While more commonly associated with foods that are known to cause cholesterol, the egg is actually commonly referred to as “nature’s multivitamin.” A large egg white contains 6 grams of high quality protein, which has shown to be related to a reduction in blood pressure. On the other hand, the yolk contains all the proteins, fats, vitamins and minerals that are essential for creating a young chicken and are beneficial to humans as well. The yolk also contains vitamins E, D and A, as well as the antioxidants lutein and zeaxanthin, which can help to reduce inflammation. Eggs are also high in iron, selenium and phosphorous, as well as vitamins B2, B5 and B12. All of these benefits are reaped at the cost of only 77 calories or so.
Additionally, numerous studies have been conducted that all seem to disprove the correlation between whole eggs and heart disease or stroke. The truth is that eggs actually raise HDL cholesterol while also changing LDL cholesterol from small, dense particles (which are very serious and can be detrimental to one’s health) to a larger, benign form. Another important nutrient found in high quantity in eggs is choline. Choline supports healthy brain function, and it has been shown that only roughly 10 percent of Americans are getting enough choline in their diet.

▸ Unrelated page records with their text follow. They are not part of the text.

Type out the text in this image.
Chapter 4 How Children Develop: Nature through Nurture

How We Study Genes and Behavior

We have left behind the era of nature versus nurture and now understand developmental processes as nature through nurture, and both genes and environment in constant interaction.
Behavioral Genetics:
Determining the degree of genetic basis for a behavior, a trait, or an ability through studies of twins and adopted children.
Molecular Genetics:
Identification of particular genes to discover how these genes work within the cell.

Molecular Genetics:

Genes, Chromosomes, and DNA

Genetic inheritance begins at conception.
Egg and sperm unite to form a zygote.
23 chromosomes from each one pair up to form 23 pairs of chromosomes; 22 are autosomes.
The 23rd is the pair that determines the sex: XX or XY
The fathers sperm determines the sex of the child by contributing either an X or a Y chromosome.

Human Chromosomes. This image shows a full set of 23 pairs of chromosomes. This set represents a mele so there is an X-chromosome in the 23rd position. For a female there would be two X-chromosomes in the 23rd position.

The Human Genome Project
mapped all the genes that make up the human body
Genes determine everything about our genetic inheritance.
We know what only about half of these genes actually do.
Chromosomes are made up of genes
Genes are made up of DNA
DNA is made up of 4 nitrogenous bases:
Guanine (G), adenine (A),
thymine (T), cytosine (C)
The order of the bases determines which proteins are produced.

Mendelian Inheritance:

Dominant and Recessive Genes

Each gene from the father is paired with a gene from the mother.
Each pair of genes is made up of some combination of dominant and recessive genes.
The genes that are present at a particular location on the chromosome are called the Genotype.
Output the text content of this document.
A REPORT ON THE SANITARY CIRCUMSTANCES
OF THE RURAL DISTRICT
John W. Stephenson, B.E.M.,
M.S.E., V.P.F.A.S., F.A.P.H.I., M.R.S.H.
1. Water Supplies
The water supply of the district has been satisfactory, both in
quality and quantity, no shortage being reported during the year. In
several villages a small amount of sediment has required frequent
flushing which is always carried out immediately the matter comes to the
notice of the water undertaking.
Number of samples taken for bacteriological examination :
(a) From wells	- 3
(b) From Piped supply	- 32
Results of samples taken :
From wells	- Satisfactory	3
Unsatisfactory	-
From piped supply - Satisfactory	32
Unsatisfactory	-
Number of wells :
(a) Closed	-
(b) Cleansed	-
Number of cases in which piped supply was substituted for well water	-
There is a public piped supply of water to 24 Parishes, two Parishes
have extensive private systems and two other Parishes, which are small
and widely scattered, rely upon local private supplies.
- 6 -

Using this information, which was gathered from studies conducted over a 33-year period starting in 1982, researchers have determined that people who consume one egg per day are at a 12 percent lower risk of having a stroke later in life. Furthermore, such egg consumption was shown to have no connection with coronary heart disease. Thus, it seems that it might just be a good idea to at least start your day off with an egg or two, and maybe save those apples for lunchtime.